Voice from the South
Mysteries

MYSTERIES are truths we believe in but do not fully understand here on earth but will be clarified when we get to heaven. The first mystery is Three Persons in One God. We believe in only One God but He is manifested to us in God the Father, God the Son, and God the Holy Spirit. We explain it partially by the triangle which has three sides but only one triangle. If I see your face and someone at your back sees the back of your head, this does not make you two persons. It is the viewer’s inability to see both sides at the same time. We do not see all God’s features. There is only One God and Three Persons in His manifestations to us.
A second mystery is Jesus, the God/man. How can the Creator be at the same time a creature? But we believe Jesus is God and at the same time Man. He claimed so many times and proved it by His miracles but especially by His death and resurrection from the dead. You cannot say that Jesus is only a Prophet and a good Man and not God. If He is not God then He is also not a good Man because He would be telling a lie whenever He claimed He was God as He forgave sins, raised the dead to life, cured the lepers, but especially He predicted that He would be killed and rise again from the dead. This is the Christian belief and they would be the most deluded people if this were not true. (Mohammed never claimed he was God. He claimed to be God’s prophet. At the time of his death he feared God’s judgment on his actions.)

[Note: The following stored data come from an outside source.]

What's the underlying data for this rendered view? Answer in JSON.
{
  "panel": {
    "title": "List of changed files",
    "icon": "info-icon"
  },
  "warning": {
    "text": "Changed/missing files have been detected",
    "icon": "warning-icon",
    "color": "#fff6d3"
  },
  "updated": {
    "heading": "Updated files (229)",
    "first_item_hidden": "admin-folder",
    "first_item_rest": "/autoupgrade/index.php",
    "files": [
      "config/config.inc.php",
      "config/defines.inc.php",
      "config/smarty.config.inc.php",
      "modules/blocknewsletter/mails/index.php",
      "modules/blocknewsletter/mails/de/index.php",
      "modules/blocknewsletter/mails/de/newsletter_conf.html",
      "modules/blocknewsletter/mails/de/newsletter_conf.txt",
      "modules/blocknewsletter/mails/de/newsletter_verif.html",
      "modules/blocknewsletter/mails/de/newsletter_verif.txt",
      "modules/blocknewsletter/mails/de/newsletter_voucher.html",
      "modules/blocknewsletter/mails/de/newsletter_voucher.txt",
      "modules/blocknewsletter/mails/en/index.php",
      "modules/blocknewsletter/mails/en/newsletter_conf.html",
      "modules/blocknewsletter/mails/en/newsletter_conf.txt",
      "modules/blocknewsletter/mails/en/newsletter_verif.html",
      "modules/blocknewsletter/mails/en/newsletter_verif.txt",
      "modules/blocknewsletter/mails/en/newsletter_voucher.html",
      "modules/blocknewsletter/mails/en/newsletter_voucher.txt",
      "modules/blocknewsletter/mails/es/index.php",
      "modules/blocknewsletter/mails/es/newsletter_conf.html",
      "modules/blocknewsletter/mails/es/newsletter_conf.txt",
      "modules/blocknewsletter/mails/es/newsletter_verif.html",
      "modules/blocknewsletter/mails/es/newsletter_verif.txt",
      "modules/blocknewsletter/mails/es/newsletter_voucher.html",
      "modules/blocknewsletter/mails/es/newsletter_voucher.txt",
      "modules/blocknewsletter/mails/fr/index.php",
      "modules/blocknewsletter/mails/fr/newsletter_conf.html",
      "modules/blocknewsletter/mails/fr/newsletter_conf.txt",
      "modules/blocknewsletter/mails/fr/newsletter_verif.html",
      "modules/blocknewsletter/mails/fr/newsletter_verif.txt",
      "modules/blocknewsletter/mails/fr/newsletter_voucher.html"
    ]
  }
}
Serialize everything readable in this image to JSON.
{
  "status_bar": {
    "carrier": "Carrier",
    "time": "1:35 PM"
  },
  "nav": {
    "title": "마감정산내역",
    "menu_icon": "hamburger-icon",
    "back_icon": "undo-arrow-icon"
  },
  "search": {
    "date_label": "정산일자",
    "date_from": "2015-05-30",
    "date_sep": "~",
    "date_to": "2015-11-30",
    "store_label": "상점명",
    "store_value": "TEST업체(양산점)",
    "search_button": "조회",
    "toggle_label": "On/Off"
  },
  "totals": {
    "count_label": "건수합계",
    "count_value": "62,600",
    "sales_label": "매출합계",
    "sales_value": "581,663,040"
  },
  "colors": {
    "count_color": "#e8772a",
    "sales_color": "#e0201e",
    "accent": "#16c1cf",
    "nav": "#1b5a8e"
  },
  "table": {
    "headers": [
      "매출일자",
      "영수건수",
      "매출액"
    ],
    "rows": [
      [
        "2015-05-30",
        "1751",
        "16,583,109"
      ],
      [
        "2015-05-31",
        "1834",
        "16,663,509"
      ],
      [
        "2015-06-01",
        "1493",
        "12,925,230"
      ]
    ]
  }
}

A related mystery is the Eucharist and Mass. If we accept Jesus as God, then we must accept that the bread and wine become God at consecration by a priest because Jesus said so. On His word we adore bread and wine made God. This is Catholic belief unfortunately not shared by all Christians. If we accept Jesus is God and He said that the bread and wine will become His Body and Blood at consecration, then we must take it on His word. If this is not true then we would be adoring a non-God and it would be idolatry. But Catholics, Orthodox, and some Anglican Christians accept this: That the bread and wine become Jesus’ Body and Blood. If we accept that the human body of Jesus is God then this mystery is easy to accept.
There are three or four other mysteries which we will understand only in heaven, among them the mystery of evil and predestination. Where does evil come from? God is good and, therefore, He could not have created evil. We try to explain this by the idea that evil is not something positive. Evil is merely the absence of a good. A table does not have sight as part of its being and, therefore, not being able to see is not an evil for a table. But a child who cannot see or is blind suffers an evil because it is of his nature to be able to see. Therefore, evil is not a positive creation but the absence of a good that should be there. On predestination, the problem is the contradiction between God who is all knowing and God who is all good. If God is all good then how can He allow any one to go to hell? In other words how can a good God create a man who He knows will be damned? Another mystery is man’s freedom to accept or reject God since man receives both his being and freedom from God. In heaven we will know. In the meantime we have faith in the word of God, Jesus.